In gara due si è trovato nuovamente costretto a rimontare dal fondo, partendo attorno alla quindicesima piazza. Grazie a un buon ritmo è riuscito a risalire fino al nono posto, ma senza possibilità concrete di inserirsi nella lotta per le posizioni che contano. Nel complesso, un GP al di sotto delle aspettative, soprattutto alla luce delle buone prestazioni recenti.
Coldenhoff ha definito il fine settimana deludente, rimarcando quanto sulle piste come Frauenfeld la partenza sia decisiva e quanto gli errori in gara uno abbiano pesato sul bilancio. Nonostante ciò, resta fiducioso sulle proprie potenzialità in vista dei prossimi round. In classifica generale occupa ora l’undicesima posizione con 320 punti.
Situazione di campionato e prossima tappa
A fine giornata il successo assoluto in Svizzera è andato a Jeffrey Herlings, a pari punti con Gautier Paulin ma premiato dalla vittoria in gara due. Cairoli, terzo con soli due punti di ritardo dalla vetta, si conferma però il più costante dell’intero lotto e il grande favorito per la corona MXGP.

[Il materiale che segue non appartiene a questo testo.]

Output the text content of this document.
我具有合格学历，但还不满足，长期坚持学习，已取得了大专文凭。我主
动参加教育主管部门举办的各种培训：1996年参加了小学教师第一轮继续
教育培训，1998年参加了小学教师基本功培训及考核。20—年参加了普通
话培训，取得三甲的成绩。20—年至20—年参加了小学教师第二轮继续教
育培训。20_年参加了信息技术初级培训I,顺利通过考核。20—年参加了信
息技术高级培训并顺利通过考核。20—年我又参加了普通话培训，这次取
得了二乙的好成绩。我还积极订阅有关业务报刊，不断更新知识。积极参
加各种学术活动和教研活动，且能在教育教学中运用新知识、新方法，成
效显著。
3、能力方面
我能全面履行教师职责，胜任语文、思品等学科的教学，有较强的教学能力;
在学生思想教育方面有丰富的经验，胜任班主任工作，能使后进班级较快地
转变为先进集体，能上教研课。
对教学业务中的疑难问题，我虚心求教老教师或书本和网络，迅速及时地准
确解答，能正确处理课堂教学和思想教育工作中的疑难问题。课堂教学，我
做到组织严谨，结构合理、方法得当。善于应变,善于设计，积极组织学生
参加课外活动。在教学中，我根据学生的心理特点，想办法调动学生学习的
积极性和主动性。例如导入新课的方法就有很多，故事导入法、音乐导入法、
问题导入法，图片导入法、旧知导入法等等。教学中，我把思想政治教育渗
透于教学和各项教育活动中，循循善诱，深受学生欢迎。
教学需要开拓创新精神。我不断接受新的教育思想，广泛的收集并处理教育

La top ten di Frauenfeld certifica un campionato estremamente competitivo, con tanti protagonisti racchiusi in pochi punti alle spalle dei primi tre. L’equilibrio fra KTM, Husqvarna, Yamaha e Honda rende ogni manche decisiva, soprattutto nelle posizioni di rincalzo del podio iridato.
- Antonio Cairoli guida il Mondiale con 605 punti
- Jeffrey Herlings insegue a quota 508, staccato di 97 lunghezze
- Gautier Paulin è terzo con 486 punti, tallonato da Clement Desalle a 483
- Tim Gajser e Romain Febvre completano il gruppo di testa, rispettivamente a 406 e 401 punti
Il circus MXGP ora si sposta a Uddevalla, in Svezia, dove il prossimo 20 agosto andrà in scena un’altra tappa chiave della stagione. Una pista che Cairoli conosce e apprezza, terreno ideale per proseguire la caccia al podio e, soprattutto, al nono titolo iridato.